To get familiar with how pair programming works, start with André’s blog post and conference talk “Pairing: A Guide to Fruitful Collaboration 🍓🍑🍐”, which explains the concepts behind pairing and sets some baseline expectations for how both members of a pair should expect to work with one another.

Payment information

During the onboarding process, we’ll ask you for your payment information. We’re already set up to pay participants via PayPal, US bank transfer, or international wire. If none of those work for you, let us know and we’ll do our best to accomodate you.

Initial payments of USD$900 to each participant

On the first day of your three month session, we’ll send each participant payment for half of the session. This verifies that we have correct payment information, and means that participants don’t have to wait three months to get paid back for the time they are investing.

During your session

Meet during your scheduled times

During the times that you have scheduled to work together, work together. Review your action plan, sit down, and spend some time working on those things.

If you need to reschedule, be sure to notify your partner as soon as you can, and make sure to find another time that works for both of you right away.

Work, summarize, and plan

For each 2 hour work block, expect to spend:

Submit summaries

After each work meeting, take the summary that you spent 15 minutes writing and  email it to reports@rubyme.org. We’ll use those summaries in our monthly newsletter, and to report on what the Ruby Me program has accomplished as a whole.

After your session ends

Final payment of USD$900 will be distributed to each participant

After the session ends, and we receive email summaries from your last meeting, we’ll send you and your partner the second half of the payment.

Send feedback

We’ll send you an email with a request for feedback. We really want to hear how things went for you, so we can continue to improve Ruby Me!
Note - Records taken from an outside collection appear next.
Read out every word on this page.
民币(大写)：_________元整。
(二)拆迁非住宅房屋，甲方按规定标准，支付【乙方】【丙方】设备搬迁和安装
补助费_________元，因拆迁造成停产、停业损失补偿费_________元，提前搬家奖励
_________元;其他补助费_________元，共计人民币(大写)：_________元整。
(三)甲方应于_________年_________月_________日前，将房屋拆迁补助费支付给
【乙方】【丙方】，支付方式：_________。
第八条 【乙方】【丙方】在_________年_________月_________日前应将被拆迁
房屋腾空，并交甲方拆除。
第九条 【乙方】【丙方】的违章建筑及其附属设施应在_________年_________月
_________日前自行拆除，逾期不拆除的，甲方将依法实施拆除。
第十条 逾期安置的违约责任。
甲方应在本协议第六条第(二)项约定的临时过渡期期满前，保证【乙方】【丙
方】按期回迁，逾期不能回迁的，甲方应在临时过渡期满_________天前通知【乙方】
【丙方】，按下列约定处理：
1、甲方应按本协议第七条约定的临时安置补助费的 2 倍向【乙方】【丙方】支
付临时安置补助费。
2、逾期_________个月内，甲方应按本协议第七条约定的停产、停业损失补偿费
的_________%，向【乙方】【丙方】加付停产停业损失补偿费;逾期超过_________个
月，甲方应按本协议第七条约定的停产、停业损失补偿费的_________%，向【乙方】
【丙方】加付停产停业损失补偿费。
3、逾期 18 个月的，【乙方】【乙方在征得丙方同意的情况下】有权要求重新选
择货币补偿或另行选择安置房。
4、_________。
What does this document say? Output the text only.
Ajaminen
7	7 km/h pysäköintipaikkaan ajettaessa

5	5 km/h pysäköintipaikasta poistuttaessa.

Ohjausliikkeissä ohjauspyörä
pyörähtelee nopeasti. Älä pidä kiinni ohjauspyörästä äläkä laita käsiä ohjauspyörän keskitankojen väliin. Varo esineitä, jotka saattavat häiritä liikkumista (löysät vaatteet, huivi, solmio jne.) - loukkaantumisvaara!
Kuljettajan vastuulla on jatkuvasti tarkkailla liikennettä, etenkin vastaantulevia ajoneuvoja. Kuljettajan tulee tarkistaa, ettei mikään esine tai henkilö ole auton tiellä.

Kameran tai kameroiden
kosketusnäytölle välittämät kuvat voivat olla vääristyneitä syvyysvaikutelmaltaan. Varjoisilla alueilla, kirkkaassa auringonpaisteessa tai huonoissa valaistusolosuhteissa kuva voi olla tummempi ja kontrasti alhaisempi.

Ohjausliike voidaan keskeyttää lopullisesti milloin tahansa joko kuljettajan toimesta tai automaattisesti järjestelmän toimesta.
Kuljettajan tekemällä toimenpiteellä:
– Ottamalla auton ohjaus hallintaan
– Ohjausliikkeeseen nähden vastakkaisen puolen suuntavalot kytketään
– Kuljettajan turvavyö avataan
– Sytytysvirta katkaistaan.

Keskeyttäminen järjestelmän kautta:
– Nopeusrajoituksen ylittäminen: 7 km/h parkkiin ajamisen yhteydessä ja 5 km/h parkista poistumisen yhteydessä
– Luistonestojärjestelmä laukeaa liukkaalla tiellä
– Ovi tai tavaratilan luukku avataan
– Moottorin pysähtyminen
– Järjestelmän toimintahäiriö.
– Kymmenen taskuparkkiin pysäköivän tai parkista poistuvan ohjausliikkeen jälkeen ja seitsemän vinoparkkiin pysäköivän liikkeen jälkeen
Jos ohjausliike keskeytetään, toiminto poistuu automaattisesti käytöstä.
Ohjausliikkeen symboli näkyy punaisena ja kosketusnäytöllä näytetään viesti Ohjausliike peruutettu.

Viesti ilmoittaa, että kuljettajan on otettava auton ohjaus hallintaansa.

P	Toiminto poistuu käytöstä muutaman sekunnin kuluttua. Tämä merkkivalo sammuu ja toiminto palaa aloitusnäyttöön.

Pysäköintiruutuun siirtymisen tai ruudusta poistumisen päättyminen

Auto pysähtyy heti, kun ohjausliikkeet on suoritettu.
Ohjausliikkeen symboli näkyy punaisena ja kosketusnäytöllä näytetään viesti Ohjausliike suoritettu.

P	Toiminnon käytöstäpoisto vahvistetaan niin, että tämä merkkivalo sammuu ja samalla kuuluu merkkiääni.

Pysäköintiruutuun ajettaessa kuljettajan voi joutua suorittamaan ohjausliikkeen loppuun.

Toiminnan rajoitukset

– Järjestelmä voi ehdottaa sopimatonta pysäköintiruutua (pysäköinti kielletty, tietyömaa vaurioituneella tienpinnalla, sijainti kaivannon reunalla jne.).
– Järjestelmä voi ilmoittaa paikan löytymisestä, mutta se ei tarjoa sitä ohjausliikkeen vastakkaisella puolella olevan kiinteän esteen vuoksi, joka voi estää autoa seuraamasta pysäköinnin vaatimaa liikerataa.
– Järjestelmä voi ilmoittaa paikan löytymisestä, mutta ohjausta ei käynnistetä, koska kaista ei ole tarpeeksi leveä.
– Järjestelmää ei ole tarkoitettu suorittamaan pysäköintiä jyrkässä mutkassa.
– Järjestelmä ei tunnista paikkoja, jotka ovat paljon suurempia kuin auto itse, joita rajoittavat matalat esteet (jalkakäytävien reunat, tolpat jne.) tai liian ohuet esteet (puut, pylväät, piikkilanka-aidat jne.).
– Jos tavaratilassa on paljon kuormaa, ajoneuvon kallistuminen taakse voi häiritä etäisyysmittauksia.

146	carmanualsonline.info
Here are the questions we’ll ask:

Request to continue (optional)

If your team would like to continue for another 3 month session, we would like to hear from you! We can’t guarantee that we can extend every team, but we would be happy to try.

Join as an advisor (optional)

If you are interested, we would be happy to have you continue as a participant in the Ruby Me Slack group, providing advice and encouragement to future teams. If you’re interested in doing this, let us know and we can keep your account active after your session ends!